L'hôtel de ville bénéficie d'une protection aux titres des monuments historiques : il figure sur la liste de 1862, les façades et couvertures de la façade principale, des pavillons d'angle et leur retour ainsi que le campanile central ont été classés par arrêté du 9 mars 1922, et le sol de la place a été classé par arrêté du 4 juin 1952. Les bas-reliefs entre les fenêtres furent exécutés entre 1853 et 1856. Le grand salon, situé au sommet de l'escalier d'honneur, présente un balcon sur la place, une décoration soignée, un orgue en partie et une série de peintures murales encadrées de nombreuses sculptures ; la porte du salon d'honneur a été dessinée par Carlo Sarrabezolles et réalisée par le ferronnier d'art Marcel Decrion. Les archives conservent des contrats montrant l'intervention de la famille Bonhomme : Jean Bonhomme a travaillé à la construction de l'hôtel de ville ainsi qu'aux remparts et aux portes de la cité, et des membres de la famille apparaissent encore plus tard dans des chantiers locaux. Une collection de portraits des maires de Reims est visible dans l'hôtel de ville.

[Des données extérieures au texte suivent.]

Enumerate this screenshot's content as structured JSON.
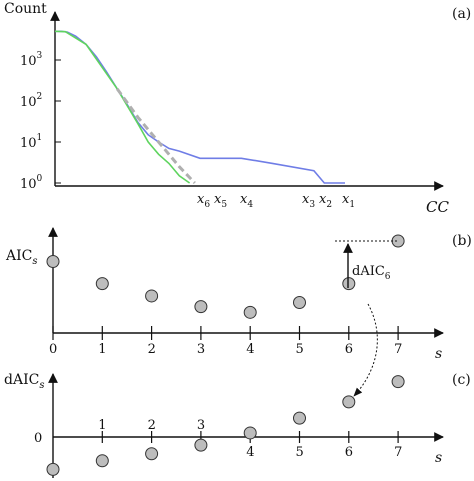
{
  "chart_data": [
    {
      "panel": "(a)",
      "type": "line",
      "ylabel": "Count",
      "xlabel": "CC",
      "yscale": "log",
      "y_ticks": [
        {
          "base": "10",
          "exp": "3",
          "value": 1000
        },
        {
          "base": "10",
          "exp": "2",
          "value": 100
        },
        {
          "base": "10",
          "exp": "1",
          "value": 10
        },
        {
          "base": "10",
          "exp": "0",
          "value": 1
        }
      ],
      "x_markers": [
        {
          "base": "x",
          "sub": "6"
        },
        {
          "base": "x",
          "sub": "5"
        },
        {
          "base": "x",
          "sub": "4"
        },
        {
          "base": "x",
          "sub": "3"
        },
        {
          "base": "x",
          "sub": "2"
        },
        {
          "base": "x",
          "sub": "1"
        }
      ],
      "series": [
        {
          "color": "#6f7de6",
          "points": [
            [
              0,
              5000
            ],
            [
              0.6,
              5000
            ],
            [
              1.2,
              4800
            ],
            [
              2,
              3800
            ],
            [
              3,
              2400
            ],
            [
              4,
              1200
            ],
            [
              5,
              500
            ],
            [
              6,
              200
            ],
            [
              7,
              80
            ],
            [
              8,
              30
            ],
            [
              9,
              15
            ],
            [
              10,
              10
            ],
            [
              11,
              7
            ],
            [
              12,
              6
            ],
            [
              14,
              4
            ],
            [
              18,
              4
            ],
            [
              21,
              3
            ],
            [
              25,
              2
            ],
            [
              26,
              1
            ],
            [
              28,
              1
            ]
          ]
        },
        {
          "color": "#5fd45f",
          "points": [
            [
              0,
              5000
            ],
            [
              1,
              4900
            ],
            [
              3,
              2400
            ],
            [
              6,
              200
            ],
            [
              8,
              28
            ],
            [
              9,
              10
            ],
            [
              10,
              5
            ],
            [
              11,
              3
            ],
            [
              12,
              1.5
            ],
            [
              13,
              1
            ]
          ]
        },
        {
          "color": "#b0b0b0",
          "dashed": true,
          "points": [
            [
              6,
              200
            ],
            [
              8,
              40
            ],
            [
              10,
              10
            ],
            [
              12,
              2.5
            ],
            [
              13.5,
              1
            ]
          ]
        }
      ]
    },
    {
      "panel": "(b)",
      "type": "scatter",
      "ylabel": {
        "base": "AIC",
        "sub": "s"
      },
      "xlabel": "s",
      "x_ticks": [
        "0",
        "1",
        "2",
        "3",
        "4",
        "5",
        "6",
        "7"
      ],
      "values": [
        {
          "s": 0,
          "y": 0.75
        },
        {
          "s": 1,
          "y": 0.48
        },
        {
          "s": 2,
          "y": 0.33
        },
        {
          "s": 3,
          "y": 0.2
        },
        {
          "s": 4,
          "y": 0.13
        },
        {
          "s": 5,
          "y": 0.25
        },
        {
          "s": 6,
          "y": 0.48
        },
        {
          "s": 7,
          "y": 1.0
        }
      ],
      "annotation": {
        "base": "dAIC",
        "sub": "6"
      }
    },
    {
      "panel": "(c)",
      "type": "scatter",
      "ylabel": {
        "base": "dAIC",
        "sub": "s"
      },
      "xlabel": "s",
      "y_tick": "0",
      "x_ticks_above": [
        "1",
        "2",
        "3"
      ],
      "x_ticks_below": [
        "4",
        "5",
        "6",
        "7"
      ],
      "values": [
        {
          "s": 0,
          "y": -1.2
        },
        {
          "s": 1,
          "y": -0.88
        },
        {
          "s": 2,
          "y": -0.62
        },
        {
          "s": 3,
          "y": -0.3
        },
        {
          "s": 4,
          "y": 0.15
        },
        {
          "s": 5,
          "y": 0.7
        },
        {
          "s": 6,
          "y": 1.3
        },
        {
          "s": 7,
          "y": 2.05
        }
      ]
    }
  ]
}
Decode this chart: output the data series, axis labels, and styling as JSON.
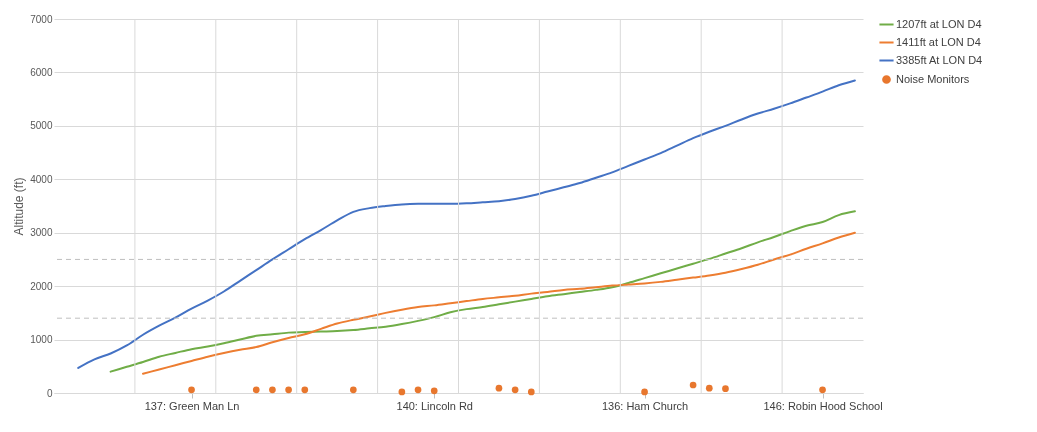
{
  "chart_data": {
    "type": "line",
    "ylabel": "Altitude (ft)",
    "categories": [
      null,
      null,
      null,
      null,
      null,
      null,
      null,
      null,
      "137: Green Man Ln",
      null,
      null,
      null,
      null,
      null,
      null,
      null,
      null,
      null,
      null,
      null,
      null,
      null,
      null,
      "140: Lincoln Rd",
      null,
      null,
      null,
      null,
      null,
      null,
      null,
      null,
      null,
      null,
      null,
      null,
      "136: Ham Church",
      null,
      null,
      null,
      null,
      null,
      null,
      null,
      null,
      null,
      null,
      "146: Robin Hood School",
      null,
      null
    ],
    "series": [
      {
        "name": "1207ft at LON D4",
        "color": "#70ad47",
        "values": [
          null,
          null,
          null,
          400,
          490,
          580,
          680,
          750,
          820,
          870,
          930,
          1000,
          1070,
          1100,
          1130,
          1140,
          1150,
          1160,
          1180,
          1210,
          1240,
          1290,
          1350,
          1420,
          1510,
          1570,
          1610,
          1660,
          1710,
          1760,
          1810,
          1850,
          1890,
          1930,
          1980,
          2060,
          2150,
          2240,
          2330,
          2420,
          2510,
          2610,
          2710,
          2820,
          2920,
          3030,
          3130,
          3200,
          3330,
          3400
        ]
      },
      {
        "name": "1411ft at LON D4",
        "color": "#ed7d31",
        "values": [
          null,
          null,
          null,
          null,
          null,
          360,
          440,
          520,
          600,
          680,
          750,
          810,
          860,
          950,
          1030,
          1100,
          1200,
          1300,
          1370,
          1430,
          1500,
          1560,
          1610,
          1640,
          1680,
          1720,
          1760,
          1790,
          1820,
          1860,
          1890,
          1930,
          1950,
          1980,
          2010,
          2030,
          2050,
          2080,
          2120,
          2160,
          2200,
          2250,
          2320,
          2400,
          2500,
          2590,
          2700,
          2800,
          2910,
          3000
        ]
      },
      {
        "name": "3385ft At LON D4",
        "color": "#4472c4",
        "values": [
          null,
          470,
          630,
          740,
          890,
          1090,
          1260,
          1410,
          1580,
          1730,
          1900,
          2100,
          2300,
          2500,
          2690,
          2880,
          3050,
          3230,
          3390,
          3460,
          3500,
          3530,
          3540,
          3540,
          3540,
          3550,
          3570,
          3590,
          3630,
          3690,
          3770,
          3850,
          3930,
          4030,
          4130,
          4250,
          4370,
          4490,
          4630,
          4770,
          4890,
          5000,
          5120,
          5230,
          5320,
          5420,
          5530,
          5640,
          5760,
          5850
        ]
      },
      {
        "name": "Noise Monitors",
        "type": "scatter",
        "marker": "circle",
        "color": "#e8772e",
        "values": [
          null,
          null,
          null,
          null,
          null,
          null,
          null,
          null,
          60,
          null,
          null,
          null,
          60,
          60,
          60,
          60,
          null,
          null,
          60,
          null,
          null,
          20,
          60,
          40,
          null,
          null,
          null,
          90,
          60,
          20,
          null,
          null,
          null,
          null,
          null,
          null,
          20,
          null,
          null,
          150,
          90,
          80,
          null,
          null,
          null,
          null,
          null,
          60,
          null,
          null
        ]
      }
    ],
    "ylim": [
      0,
      7000
    ],
    "yticks": [
      0,
      1000,
      2000,
      3000,
      4000,
      5000,
      6000,
      7000
    ],
    "grid": true,
    "legend": "right",
    "marker": "none",
    "ref_lines": [
      {
        "axis": "y",
        "value": 2500,
        "line_style": "dashed",
        "color": "#bfbfbf"
      },
      {
        "axis": "y",
        "value": 1400,
        "line_style": "dashed",
        "color": "#bfbfbf"
      }
    ]
  }
}
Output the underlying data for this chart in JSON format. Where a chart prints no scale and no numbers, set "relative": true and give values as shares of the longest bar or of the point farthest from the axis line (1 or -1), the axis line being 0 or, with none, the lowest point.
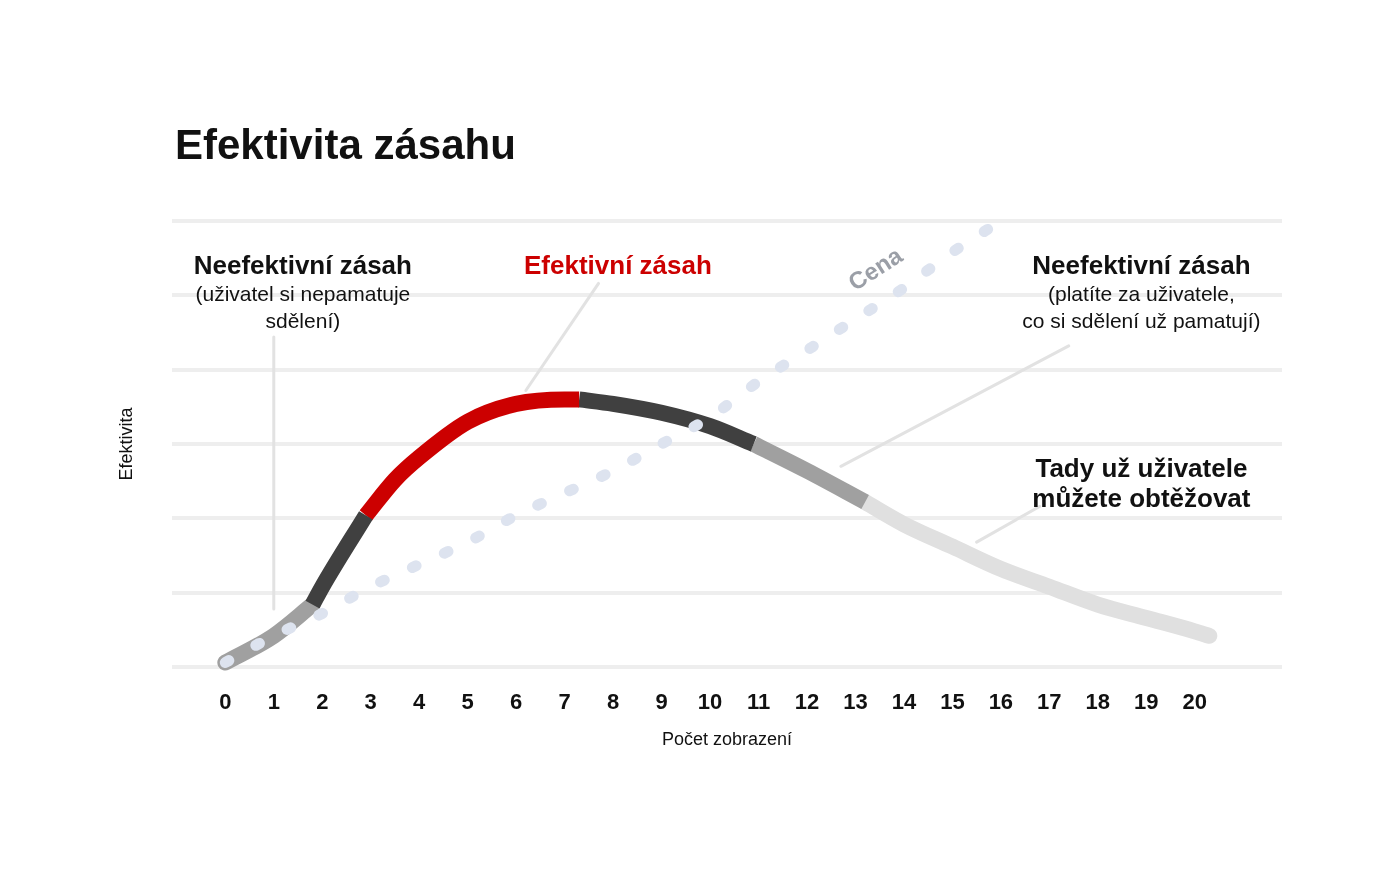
{
  "chart_data": {
    "type": "line",
    "title": "Efektivita zásahu",
    "xlabel": "Počet zobrazení",
    "ylabel": "Efektivita",
    "relative": true,
    "grid": "y",
    "xlim": [
      -1.1,
      21.8
    ],
    "xticks": [
      0,
      1,
      2,
      3,
      4,
      5,
      6,
      7,
      8,
      9,
      10,
      11,
      12,
      13,
      14,
      15,
      16,
      17,
      18,
      19,
      20
    ],
    "series": [
      {
        "color": "#a0a0a0",
        "x": [
          0,
          1,
          1.8
        ],
        "values": [
          0.01,
          0.07,
          0.14
        ]
      },
      {
        "color": "#404040",
        "x": [
          1.8,
          2,
          2.9
        ],
        "values": [
          0.14,
          0.18,
          0.34
        ]
      },
      {
        "color": "#cc0000",
        "x": [
          2.9,
          3.5,
          4,
          5,
          6,
          7,
          7.3
        ],
        "values": [
          0.34,
          0.42,
          0.47,
          0.55,
          0.59,
          0.6,
          0.6
        ]
      },
      {
        "color": "#404040",
        "x": [
          7.3,
          8,
          9,
          10,
          10.9
        ],
        "values": [
          0.6,
          0.59,
          0.57,
          0.54,
          0.5
        ]
      },
      {
        "color": "#a0a0a0",
        "x": [
          10.9,
          12,
          13.2
        ],
        "values": [
          0.5,
          0.44,
          0.37
        ]
      },
      {
        "color": "#e0e0e0",
        "x": [
          13.2,
          14,
          15,
          16,
          17,
          18,
          19,
          20,
          20.3
        ],
        "values": [
          0.37,
          0.32,
          0.27,
          0.22,
          0.18,
          0.14,
          0.11,
          0.08,
          0.07
        ]
      },
      {
        "name": "Cena",
        "color": "#dde3ef",
        "line_style": "dotted",
        "x": [
          0,
          1,
          2,
          3,
          4,
          5,
          6,
          7,
          8,
          9,
          10,
          11,
          12,
          13,
          14,
          15,
          16
        ],
        "values": [
          0.01,
          0.07,
          0.12,
          0.18,
          0.23,
          0.28,
          0.34,
          0.39,
          0.44,
          0.5,
          0.56,
          0.64,
          0.71,
          0.78,
          0.85,
          0.93,
          1
        ]
      }
    ],
    "annotations": [
      "Neefektivní zásah\n(uživatel si nepamatuje\nsdělení)",
      "Efektivní zásah",
      "Neefektivní zásah\n(platíte za uživatele,\nco si sdělení už pamatují)",
      "Tady už uživatele\nmůžete obtěžovat"
    ]
  }
}
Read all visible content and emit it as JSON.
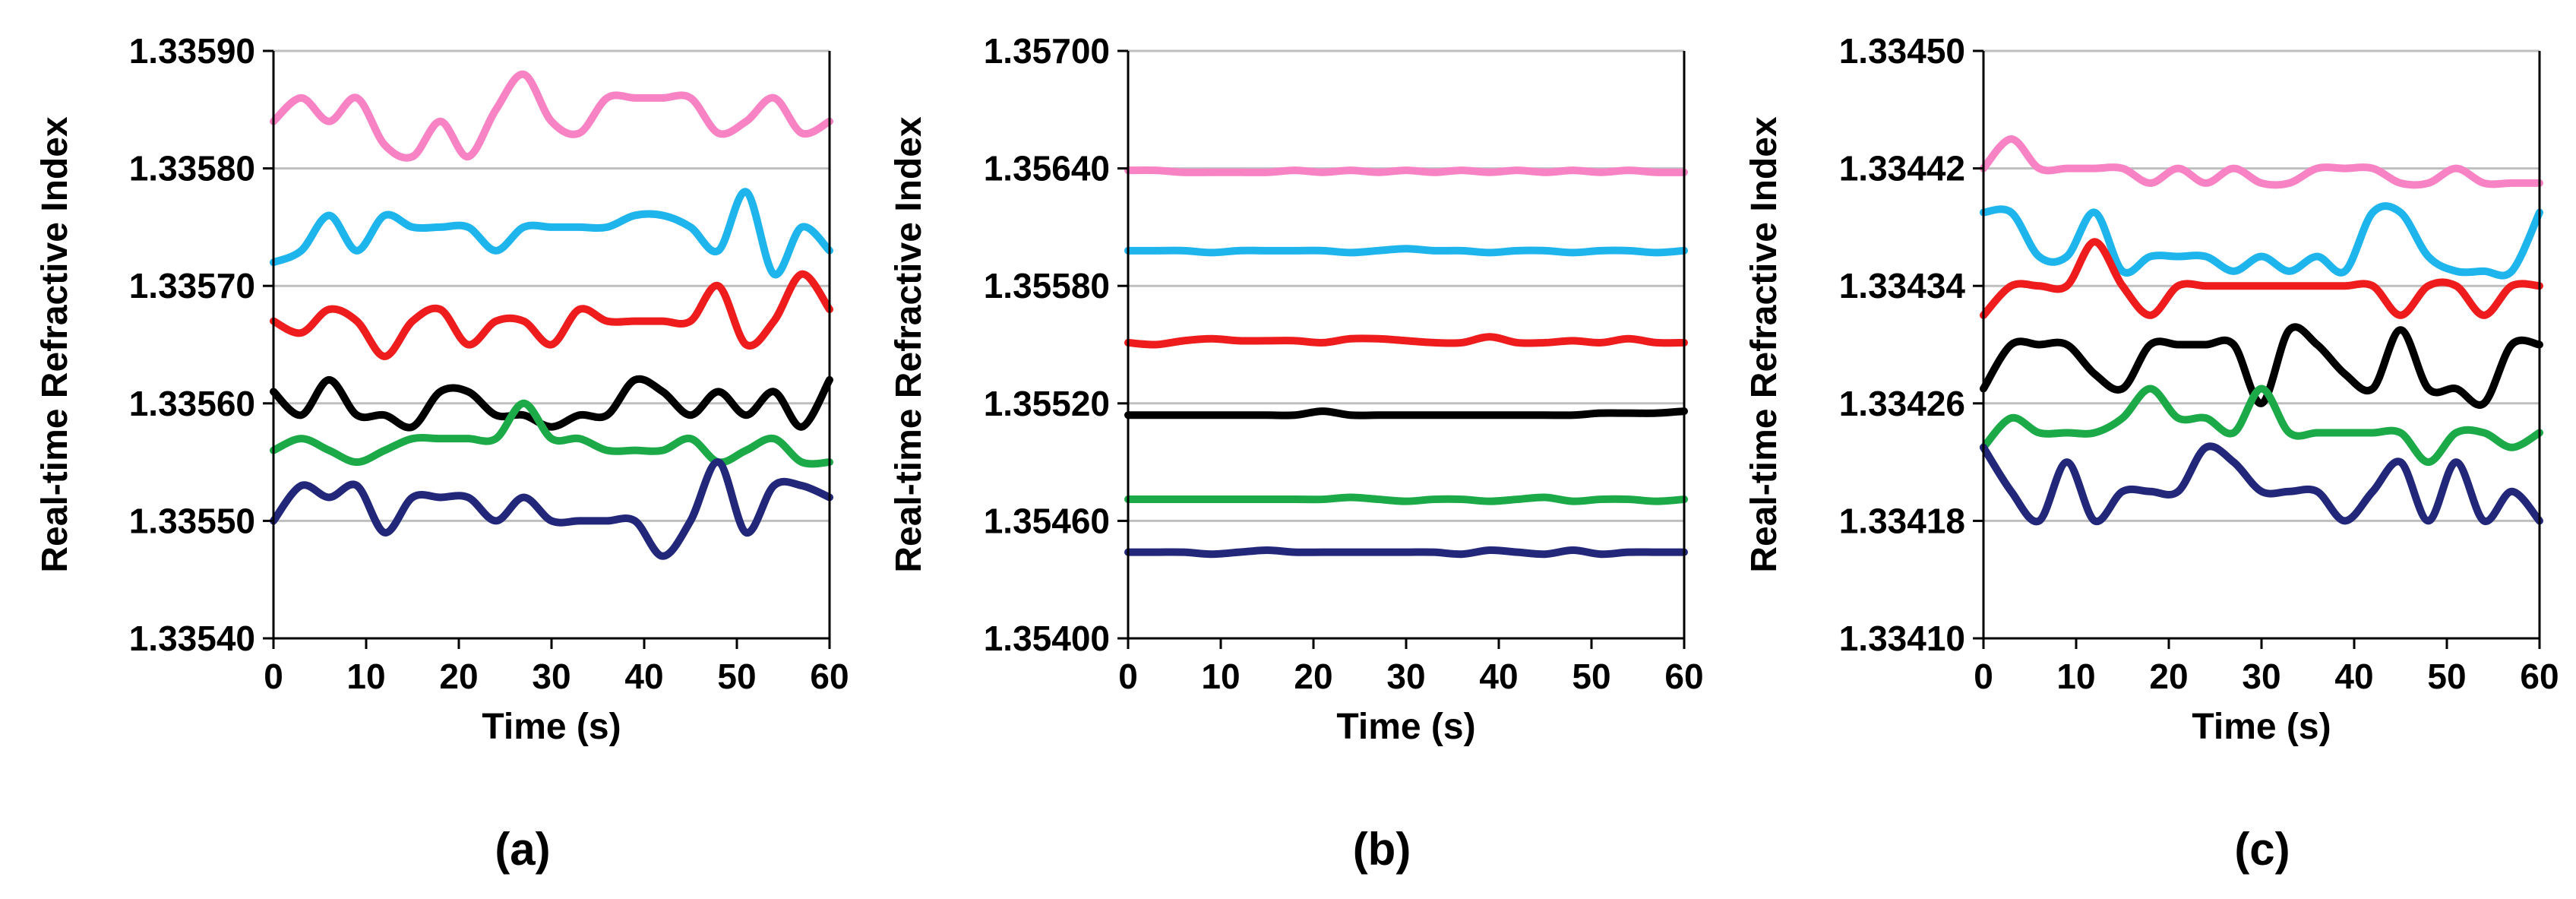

Les Grandes Orgues du Salon d'Honneur, dites Orgue de la République, constituent un instrument rare, l'unique orgue conçu pour une mairie en France ; l'orgue Art déco, signé du facteur rémois Fortin — l'un des successeurs de la firme Merklin —, fut construit en 1928, mesure 9,50 mètres et comprend 19 jeux répartis sur deux claviers et un pédalier. Dès 1947, des signes de faiblesse apparaissent en raison d'une transmission électro-pneumatique peu fiable ; une tentative de restauration menée en 1985 n'aboutit pas et l'instrument est aujourd'hui en état de ruine.